NVDA – Nvidia – Shares in the second-largest maker of computer graphics processors tanked 30% to $12.59, crashing through the 52-week low on a premarket profit warning. Option volume is currently twice the normal level and its implied volatility is up nearly 21% to 73.6%, making it one of the shortened session’s top gainers. Heavy two-way traffic has settled on the July 12.50 strike, as well as the 20’s, which have sold heavily, but which we attribute to likely profit taking given that the price of this position is $7.10 – up from $1.70 two days ago. Fresh volume in the deep out-of-the-money August 10 puts have mostly sold to the bid, possible evidence of traders wagering on a bottom for Nvidia shares by mid-August.

VCLK – ValueClick – Shares notched .40% higher to $14.89, still lingering at the lows, on no news catalyst. Option volume has more than tripled against the normal daily average, however, with out-of-the-money call spread activity in the September contract between strikes 17.50 and 20. All of this volume is being logged to the middle of the market, making it difficult to ascertain directionality – a trader betting on recovery would have bought the lower strike and sold the higher to wager on price action in the $17.95-$20.00 range (requiring at least a 20% recovery from current prices) by September. A skeptic would do the reverse – taking a 45-cent credit in the expectation that ValueClick shares will remain at depressed levels into the fall. Implied volatility at 62.6% compares to a historic reading of 42.5% on ValueClick stock.

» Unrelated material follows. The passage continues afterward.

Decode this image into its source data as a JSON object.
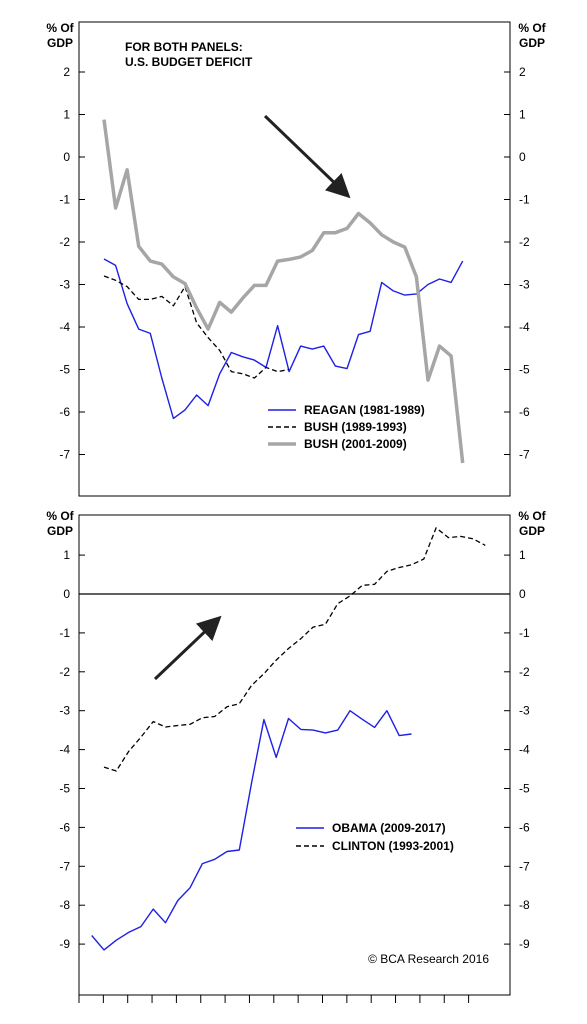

BIG– BigLots Inc – Shares in the close-out retailer are down 1.5% to $31.66, still only about $3 off the 52-week high – a trend attesting to the success of stores that sell cut-price remainders to cost-conscious shoppers, and to their own savvy (as was the case yesterday with Family Dollar) in attracting rebate check spenders. Option activity is showing an increase in volume to 2.5 times the normal level, but this appeared to involve a 2,000 lot put spread in the October contract at out-of-the-money strikes 22.50 and 30. Again, we can’t confirm the order flow of this trade, which was logged to the middle of the market, but a bear would enter the trade at a debit, seeing at least a decline to $27.75 according to current premiums – while a believer in the Big Lots story would take the $2.25 spread between the premiums as a credit, betting on buoyancy above the $30 level into the fall. Big Lots shares have traded as low as $12.40 and as high as $34.67 over the past 52 weeks.